En effet, « ayant appris que le Président du CARPED venait à une rencontre d’apaisement avec les étudiants, des jeunes qui apprécient son noble combat ont décidé de lui apporter un soutien en participant à cet évènement qui devait se dérouler à l’Amphithéâtre 7 de ladite université. Malheureusement, ces jeunes ont été pris à partie par des étudiants qui se sont sentis menacés par leur présence sur leur territoire », développe le président du CARPED.  

Après que le calme soit restauré, cette rencontre attendue entre le CARPED et la FESCI a porté de bons fruits. Erick Koné, après avoir perçu la quintessence des revendications de la FESCI égrainées par son secrétaire général adjoint (Sga), a pour sa part, appelé à l’apaisement et a privilégié la voie du dialogue. Appel entendu par les responsables de la Fédération Estudiantine et Scolaire de Côte d'Ivoire. Elle n’a pas manqué par la voix du Sga, de saluer cette démarche du CARPED et s'inscrire résolument dans ce schéma des hommes forts, "le dialogue".  
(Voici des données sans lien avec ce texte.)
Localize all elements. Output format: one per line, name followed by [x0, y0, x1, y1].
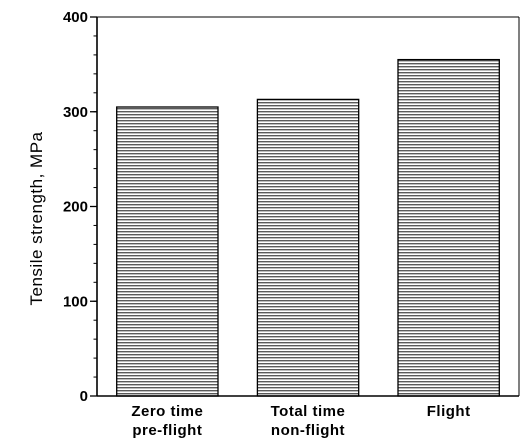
y-tick-label: 100 [63, 293, 88, 310]
category-label-line: Total time [271, 403, 346, 420]
bar [397, 58, 500, 397]
category-label: Zero time pre-flight [131, 403, 203, 439]
category-label-line: pre-flight [132, 422, 202, 439]
category-label-line: Zero time [131, 403, 203, 420]
bars [116, 58, 500, 397]
bar [116, 106, 219, 397]
y-tick-label: 300 [63, 104, 88, 121]
y-axis: 0 100 200 300 400 [63, 9, 519, 405]
category-label: Total time non-flight [271, 403, 346, 439]
plot-area [97, 16, 520, 396]
x-axis-labels: Zero time pre-flight Total time non-flight F… [131, 403, 470, 439]
y-tick-label: 400 [63, 9, 88, 26]
category-label-line: non-flight [271, 422, 345, 439]
category-label-line: Flight [427, 403, 471, 420]
y-tick-label: 0 [80, 388, 88, 405]
y-tick-label: 200 [63, 199, 88, 216]
y-axis-title: Tensile strength, MPa [27, 131, 46, 305]
bar [256, 98, 360, 397]
category-label: Flight [427, 403, 471, 420]
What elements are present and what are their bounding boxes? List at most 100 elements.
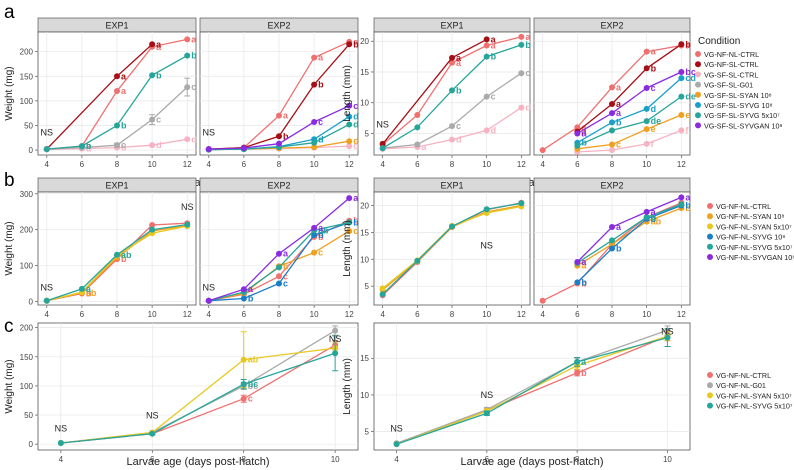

Notons que cet échange s’est soldé par la remise d’une vingtaine d’ordinateurs portables à la FESCI et d’aux structures estudiantines suite à laquelle les mandataires des différentes structures expriment chacune sa gratitude au donateur. « Nous remercions le grand frère pour sa démarche et également au nom du Secrétaire Général Alain Saint-Claire nous le remercions pour ses ordinateurs offerts ». « (…) c’est pour la première fois qu’une organisation de la société civile nous offre des ordinateurs depuis que nous militons. Nous en avions richement besoin pour nos cours à l’université et également pour nos actions syndicales ».

Rappelons que le calme total est revu dans le temple du savoir. Cependant plusieurs écoles restent toujours fermées pour des précautions.